Muscimol increased the variability of syllable sequencing at branch points, and the magnitude of effect varied depending on the inherent variability of syllable sequencing of the branch point. A: the change in transition entropy caused by muscimol infusions for each branch point (n = 22 branch points across 8 birds) in relation to the transition entropy of the branch point under control conditions. There is a significant negative relationship between the degree to which muscimol infusions increased transition entropy and transition entropy under control conditions (mixed-effects model). Each symbol represents a different bird. B and C: examples of 2 branch points from a single bird, 1 with low transition entropy under control conditions (B) and another with high transition entropy under control conditions (C). For each example, on left are spectrograms of the transitions following the branch point sequence (“defgh” in B and “abc” in C), and on right are the transition probabilities (%) for each of the branch point transitions following phosphate-buffered saline (PBS) or muscimol infusions. Also listed are the transition entropies under PBS and muscimol conditions. The degree of change in transition entropy is greater for the branch point in B than the branch point in C.

Fig. 6.

Infusions of bicuculline methiodide (BMI; n = 5 birds) increased song rate at lower doses (1–3 mM) but tended to decrease song rate at higher doses (4–10 mM). The scatterplot depicts the number of songs produced during the 4-h experimental period following infusions of different doses of BMI. Although raw data were analyzed, data are plotted as % of the average number of songs produced after phosphate-buffered saline (PBS) infusions (see methods) to facilitate data visualization (mixed-effects model). Each bird is depicted with a different symbol. *P < 0.05 (mixed-effects model).

Fig. 7.

Infusions of bicuculline methiodide (BMI) affected the median and variability of acoustic features of individual syllable labels within song.

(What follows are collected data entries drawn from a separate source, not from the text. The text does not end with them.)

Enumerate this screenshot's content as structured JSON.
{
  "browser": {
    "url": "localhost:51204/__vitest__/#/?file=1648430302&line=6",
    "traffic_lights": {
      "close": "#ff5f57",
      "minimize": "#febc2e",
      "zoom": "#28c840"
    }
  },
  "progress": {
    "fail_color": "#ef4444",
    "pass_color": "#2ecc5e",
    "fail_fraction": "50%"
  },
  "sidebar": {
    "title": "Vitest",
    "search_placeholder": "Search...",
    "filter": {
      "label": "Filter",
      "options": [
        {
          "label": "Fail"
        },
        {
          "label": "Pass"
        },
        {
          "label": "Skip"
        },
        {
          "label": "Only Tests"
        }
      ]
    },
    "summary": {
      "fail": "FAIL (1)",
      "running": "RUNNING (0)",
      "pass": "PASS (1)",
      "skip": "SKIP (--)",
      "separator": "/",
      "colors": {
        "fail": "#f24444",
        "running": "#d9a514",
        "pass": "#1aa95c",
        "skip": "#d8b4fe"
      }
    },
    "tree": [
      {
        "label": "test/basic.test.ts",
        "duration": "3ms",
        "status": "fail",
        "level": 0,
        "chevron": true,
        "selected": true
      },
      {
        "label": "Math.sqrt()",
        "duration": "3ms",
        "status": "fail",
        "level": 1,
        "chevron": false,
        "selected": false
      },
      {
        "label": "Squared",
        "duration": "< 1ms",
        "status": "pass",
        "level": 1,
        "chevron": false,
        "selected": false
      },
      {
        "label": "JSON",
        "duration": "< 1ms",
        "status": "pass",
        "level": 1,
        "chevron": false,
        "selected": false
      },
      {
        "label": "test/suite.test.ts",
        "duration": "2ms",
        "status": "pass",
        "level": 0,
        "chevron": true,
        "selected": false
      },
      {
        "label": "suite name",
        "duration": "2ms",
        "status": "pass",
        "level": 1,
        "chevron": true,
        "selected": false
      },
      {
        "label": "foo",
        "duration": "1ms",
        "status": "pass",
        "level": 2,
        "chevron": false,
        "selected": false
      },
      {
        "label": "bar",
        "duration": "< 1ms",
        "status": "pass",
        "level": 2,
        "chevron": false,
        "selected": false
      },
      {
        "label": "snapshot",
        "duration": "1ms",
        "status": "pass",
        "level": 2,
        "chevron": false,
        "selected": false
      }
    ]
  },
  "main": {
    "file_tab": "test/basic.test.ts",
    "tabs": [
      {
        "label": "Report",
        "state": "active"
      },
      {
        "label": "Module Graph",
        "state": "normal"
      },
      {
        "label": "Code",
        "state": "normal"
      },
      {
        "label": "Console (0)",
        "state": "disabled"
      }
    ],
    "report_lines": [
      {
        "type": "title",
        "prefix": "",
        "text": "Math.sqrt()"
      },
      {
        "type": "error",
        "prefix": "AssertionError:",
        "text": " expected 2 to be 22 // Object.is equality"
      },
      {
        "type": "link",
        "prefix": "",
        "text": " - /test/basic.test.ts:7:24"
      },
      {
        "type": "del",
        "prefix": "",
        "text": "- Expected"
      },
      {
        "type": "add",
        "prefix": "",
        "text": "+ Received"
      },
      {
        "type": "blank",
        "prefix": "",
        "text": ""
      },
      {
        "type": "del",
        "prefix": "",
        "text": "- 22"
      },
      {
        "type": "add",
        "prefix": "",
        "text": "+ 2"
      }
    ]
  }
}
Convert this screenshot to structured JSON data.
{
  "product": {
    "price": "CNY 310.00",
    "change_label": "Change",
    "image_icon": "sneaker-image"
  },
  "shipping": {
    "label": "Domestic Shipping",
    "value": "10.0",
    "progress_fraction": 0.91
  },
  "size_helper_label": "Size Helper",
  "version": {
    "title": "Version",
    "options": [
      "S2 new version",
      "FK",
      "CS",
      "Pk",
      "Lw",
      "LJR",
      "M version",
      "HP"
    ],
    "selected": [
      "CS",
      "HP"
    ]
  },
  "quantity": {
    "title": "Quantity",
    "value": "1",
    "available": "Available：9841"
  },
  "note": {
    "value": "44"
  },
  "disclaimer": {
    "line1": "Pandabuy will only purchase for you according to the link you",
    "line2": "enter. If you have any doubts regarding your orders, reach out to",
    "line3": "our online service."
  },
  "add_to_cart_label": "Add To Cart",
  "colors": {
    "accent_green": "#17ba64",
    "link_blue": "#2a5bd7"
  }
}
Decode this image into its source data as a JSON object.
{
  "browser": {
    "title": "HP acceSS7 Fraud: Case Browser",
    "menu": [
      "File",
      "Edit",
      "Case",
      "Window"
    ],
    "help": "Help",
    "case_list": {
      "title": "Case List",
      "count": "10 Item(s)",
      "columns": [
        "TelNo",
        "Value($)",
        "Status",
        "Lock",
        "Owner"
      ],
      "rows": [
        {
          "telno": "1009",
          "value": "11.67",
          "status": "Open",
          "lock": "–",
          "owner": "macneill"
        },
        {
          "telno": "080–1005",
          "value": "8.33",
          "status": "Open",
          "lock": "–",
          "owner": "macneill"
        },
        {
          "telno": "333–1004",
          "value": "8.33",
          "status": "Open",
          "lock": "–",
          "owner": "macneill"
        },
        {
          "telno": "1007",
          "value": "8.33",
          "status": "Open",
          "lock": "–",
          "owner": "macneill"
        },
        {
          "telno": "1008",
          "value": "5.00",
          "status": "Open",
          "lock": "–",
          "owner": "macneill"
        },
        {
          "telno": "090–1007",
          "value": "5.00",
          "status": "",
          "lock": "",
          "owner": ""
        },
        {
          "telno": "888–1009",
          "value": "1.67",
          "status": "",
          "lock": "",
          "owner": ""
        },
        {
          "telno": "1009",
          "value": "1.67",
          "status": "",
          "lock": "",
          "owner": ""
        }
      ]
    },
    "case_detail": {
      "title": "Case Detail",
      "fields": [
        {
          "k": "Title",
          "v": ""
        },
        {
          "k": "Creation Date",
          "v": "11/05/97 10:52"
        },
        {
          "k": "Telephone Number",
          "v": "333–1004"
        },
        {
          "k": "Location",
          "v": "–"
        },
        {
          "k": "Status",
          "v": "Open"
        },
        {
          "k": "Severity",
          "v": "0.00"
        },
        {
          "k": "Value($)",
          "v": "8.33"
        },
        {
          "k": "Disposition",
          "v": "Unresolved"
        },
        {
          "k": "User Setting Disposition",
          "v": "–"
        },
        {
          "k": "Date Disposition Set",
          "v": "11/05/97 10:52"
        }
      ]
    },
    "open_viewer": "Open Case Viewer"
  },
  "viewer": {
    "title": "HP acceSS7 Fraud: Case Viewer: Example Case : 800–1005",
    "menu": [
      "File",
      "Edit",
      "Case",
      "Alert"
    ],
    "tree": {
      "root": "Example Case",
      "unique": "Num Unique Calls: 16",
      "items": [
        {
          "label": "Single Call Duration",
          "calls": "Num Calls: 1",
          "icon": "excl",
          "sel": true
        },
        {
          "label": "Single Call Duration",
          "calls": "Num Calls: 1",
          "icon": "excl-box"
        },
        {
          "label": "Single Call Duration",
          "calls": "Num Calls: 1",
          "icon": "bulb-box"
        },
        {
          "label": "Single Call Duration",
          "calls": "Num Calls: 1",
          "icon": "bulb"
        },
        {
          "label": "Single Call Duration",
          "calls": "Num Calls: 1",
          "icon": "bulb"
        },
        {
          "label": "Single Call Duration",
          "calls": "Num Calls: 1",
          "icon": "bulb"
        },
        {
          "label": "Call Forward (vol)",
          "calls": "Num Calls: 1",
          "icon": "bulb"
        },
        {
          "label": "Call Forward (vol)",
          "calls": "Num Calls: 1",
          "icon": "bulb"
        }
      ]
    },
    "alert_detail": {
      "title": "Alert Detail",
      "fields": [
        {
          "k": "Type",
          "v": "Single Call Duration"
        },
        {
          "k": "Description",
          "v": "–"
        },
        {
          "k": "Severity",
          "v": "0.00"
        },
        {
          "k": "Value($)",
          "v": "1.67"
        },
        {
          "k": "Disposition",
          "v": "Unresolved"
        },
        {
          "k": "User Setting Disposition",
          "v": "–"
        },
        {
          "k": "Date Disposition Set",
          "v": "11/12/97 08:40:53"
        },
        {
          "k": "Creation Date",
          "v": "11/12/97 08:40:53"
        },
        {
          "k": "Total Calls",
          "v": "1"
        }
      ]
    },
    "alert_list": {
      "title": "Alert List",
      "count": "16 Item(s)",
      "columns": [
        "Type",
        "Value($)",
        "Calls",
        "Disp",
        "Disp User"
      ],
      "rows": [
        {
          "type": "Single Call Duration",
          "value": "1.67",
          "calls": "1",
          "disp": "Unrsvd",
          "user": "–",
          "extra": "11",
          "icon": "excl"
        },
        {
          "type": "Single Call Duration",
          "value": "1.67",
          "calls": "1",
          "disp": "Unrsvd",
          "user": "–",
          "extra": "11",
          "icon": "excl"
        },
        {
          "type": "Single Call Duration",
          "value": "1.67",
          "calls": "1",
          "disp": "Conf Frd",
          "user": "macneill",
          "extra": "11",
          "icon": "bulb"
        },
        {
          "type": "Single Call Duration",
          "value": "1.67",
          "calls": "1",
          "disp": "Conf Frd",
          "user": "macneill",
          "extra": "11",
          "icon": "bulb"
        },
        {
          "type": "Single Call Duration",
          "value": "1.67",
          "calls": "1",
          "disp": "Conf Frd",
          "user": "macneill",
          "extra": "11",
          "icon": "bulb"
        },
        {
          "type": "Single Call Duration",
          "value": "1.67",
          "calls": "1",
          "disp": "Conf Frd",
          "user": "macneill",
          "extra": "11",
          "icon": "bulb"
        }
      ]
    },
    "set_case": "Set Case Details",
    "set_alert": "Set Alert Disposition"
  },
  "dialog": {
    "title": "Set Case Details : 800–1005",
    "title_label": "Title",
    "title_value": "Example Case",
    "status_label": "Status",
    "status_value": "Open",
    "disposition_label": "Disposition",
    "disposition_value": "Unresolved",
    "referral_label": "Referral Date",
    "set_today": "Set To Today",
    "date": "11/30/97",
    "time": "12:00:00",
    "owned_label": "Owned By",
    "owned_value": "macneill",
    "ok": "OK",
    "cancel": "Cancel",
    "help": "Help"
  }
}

A: spectrograms of a song produced after phosphate-buffered saline (PBS) infusions (top) and a nondegraded song produced after BMI infusions (bottom). White letters at top of spectrograms indicate labels assigned to syllables within the songs. Scale bar, 500 ms. B: scatterplots of % changes or differences (BMI vs. PBS) in median values of acoustic features for each syllable type (“a,” “b,” “c,” etc.; n = 66 syllables in 5 birds). BMI infusions significantly increased syllable duration, mean frequency, and amplitude and tended to increase spectral entropy. C: scatterplots of differences in the normalized interquartile region [normIQR (variability)] of acoustic features for each syllable type. BMI infusions decreased the variability of mean frequency and amplitude and tended to decrease the variability of spectrotemporal and amplitude entropy. For both B and C, each circle corresponds to a syllable label in a bird’s song and was plotted with some jitter to facilitate visualization of data points. Raw data were analyzed, but because of the wide range in values across syllable labels, % changes and differences were plotted to facilitate data visualization. *P < 0.05, ^~P < 0.10 (mixed-effects model); (*) indicates that the distribution was significantly different from zero when an outlying value was removed.

Fig. 8.

Bicuculline increased the variability of syllable sequencing at branch points, and the magnitude of effect varied depending on the inherent variability of syllable sequencing. Plotted is the change in transition entropy caused by bicuculline methiodide (BMI) infusions for each branch point (n = 15 branch points across 5 birds) in relation to the transition entropy of the branch point under control conditions. There was a significant negative relationship between the degree to which BMI infusions increased transition entropy and transition entropy under control conditions (mixed-effects model). Each symbol represents a different bird.